Kelime Karşılaştırma
ve lâ nukellifu : ve mükellef tutmayız
nefsen : nefs, kişi, kimse
illâ : den başka, dışında
vus’a-hâ : onun gücü, kapasitesi
ve ledeynâ : ve katımızda, yanımızda, nezdimizde
kitâbun : bir kitap
yantıku : söyleyen, konuşan
bi el hakkı : hakkı
ve hum : ve onlar
lâ yuzlemûne : zulmedilmez
Meal Yazanlar
Ayet Mealleri

 Diyanet İşleri = Biz hiçbir kimseye gücünün yettiğinden fazla yük yüklemeyiz. Katımızda hakkı söyleyen bir kitab vardır. Onlar zulme, haksızlığa uğratılmazlar.

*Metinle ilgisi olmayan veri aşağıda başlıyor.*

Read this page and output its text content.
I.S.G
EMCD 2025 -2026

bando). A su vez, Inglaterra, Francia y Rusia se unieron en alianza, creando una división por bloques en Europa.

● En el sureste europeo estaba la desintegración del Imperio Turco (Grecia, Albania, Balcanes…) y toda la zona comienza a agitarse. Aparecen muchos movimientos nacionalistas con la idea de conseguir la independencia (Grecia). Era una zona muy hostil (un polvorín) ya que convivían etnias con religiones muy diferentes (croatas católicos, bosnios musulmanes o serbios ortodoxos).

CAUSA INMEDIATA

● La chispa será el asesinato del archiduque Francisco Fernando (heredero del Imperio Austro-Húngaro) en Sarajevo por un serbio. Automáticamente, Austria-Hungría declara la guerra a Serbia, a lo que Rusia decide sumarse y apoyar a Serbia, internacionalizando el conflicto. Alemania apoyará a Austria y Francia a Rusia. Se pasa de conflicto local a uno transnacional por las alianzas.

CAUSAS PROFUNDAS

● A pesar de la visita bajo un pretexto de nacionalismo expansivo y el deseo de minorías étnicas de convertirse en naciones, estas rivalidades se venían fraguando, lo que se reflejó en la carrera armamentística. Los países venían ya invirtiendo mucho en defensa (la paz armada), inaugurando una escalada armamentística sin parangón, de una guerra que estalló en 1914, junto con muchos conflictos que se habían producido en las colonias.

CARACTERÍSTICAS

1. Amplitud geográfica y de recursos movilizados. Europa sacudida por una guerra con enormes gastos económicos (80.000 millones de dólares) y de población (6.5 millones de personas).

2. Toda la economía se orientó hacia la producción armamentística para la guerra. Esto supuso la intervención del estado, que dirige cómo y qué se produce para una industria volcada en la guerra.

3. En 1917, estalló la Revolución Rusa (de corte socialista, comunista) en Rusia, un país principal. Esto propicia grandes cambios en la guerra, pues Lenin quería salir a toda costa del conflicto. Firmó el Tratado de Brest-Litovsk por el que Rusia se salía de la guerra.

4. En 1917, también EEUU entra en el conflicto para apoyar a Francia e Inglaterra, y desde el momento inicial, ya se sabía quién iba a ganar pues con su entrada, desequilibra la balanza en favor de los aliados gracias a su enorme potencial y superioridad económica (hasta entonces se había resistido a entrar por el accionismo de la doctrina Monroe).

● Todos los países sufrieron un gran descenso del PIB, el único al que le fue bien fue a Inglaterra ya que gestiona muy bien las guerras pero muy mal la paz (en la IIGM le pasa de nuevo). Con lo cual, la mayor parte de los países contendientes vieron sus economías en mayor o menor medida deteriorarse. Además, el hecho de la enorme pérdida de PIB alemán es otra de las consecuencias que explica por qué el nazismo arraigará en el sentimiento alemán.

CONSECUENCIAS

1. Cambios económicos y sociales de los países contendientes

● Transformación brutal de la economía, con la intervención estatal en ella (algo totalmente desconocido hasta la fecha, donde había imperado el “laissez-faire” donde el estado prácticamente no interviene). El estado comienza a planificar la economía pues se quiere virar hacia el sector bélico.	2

 Abdulbaki Gölpınarlı = Ve biz, hiç kimseye gücü, yetmeyeceği bir şey teklif etmeyiz ve katımızdadır gerçek olanı söyleyen kitap ve onlar, zulüm görmezler.

 Abdullah Parlıyan = Biz hiç kimseye, gücünün üstünde yük yüklemeyiz ve katımızda gerçeği söyleyen bir kitap bulunmaktadır, herkesin yaptığı ve yapacağı, olduğu gibi onda tespit edilmiştir. Bu sebeple onlara, asla haksızlık edilmez.

 Adem Uğur = Biz hiç kimseyi gücünün yettiğinden başkası ile yükümlü kılmayız. Nezdimizde hakkı söyleyen bir kitap vardır ve onlar haksızlığa uğratılmazlar.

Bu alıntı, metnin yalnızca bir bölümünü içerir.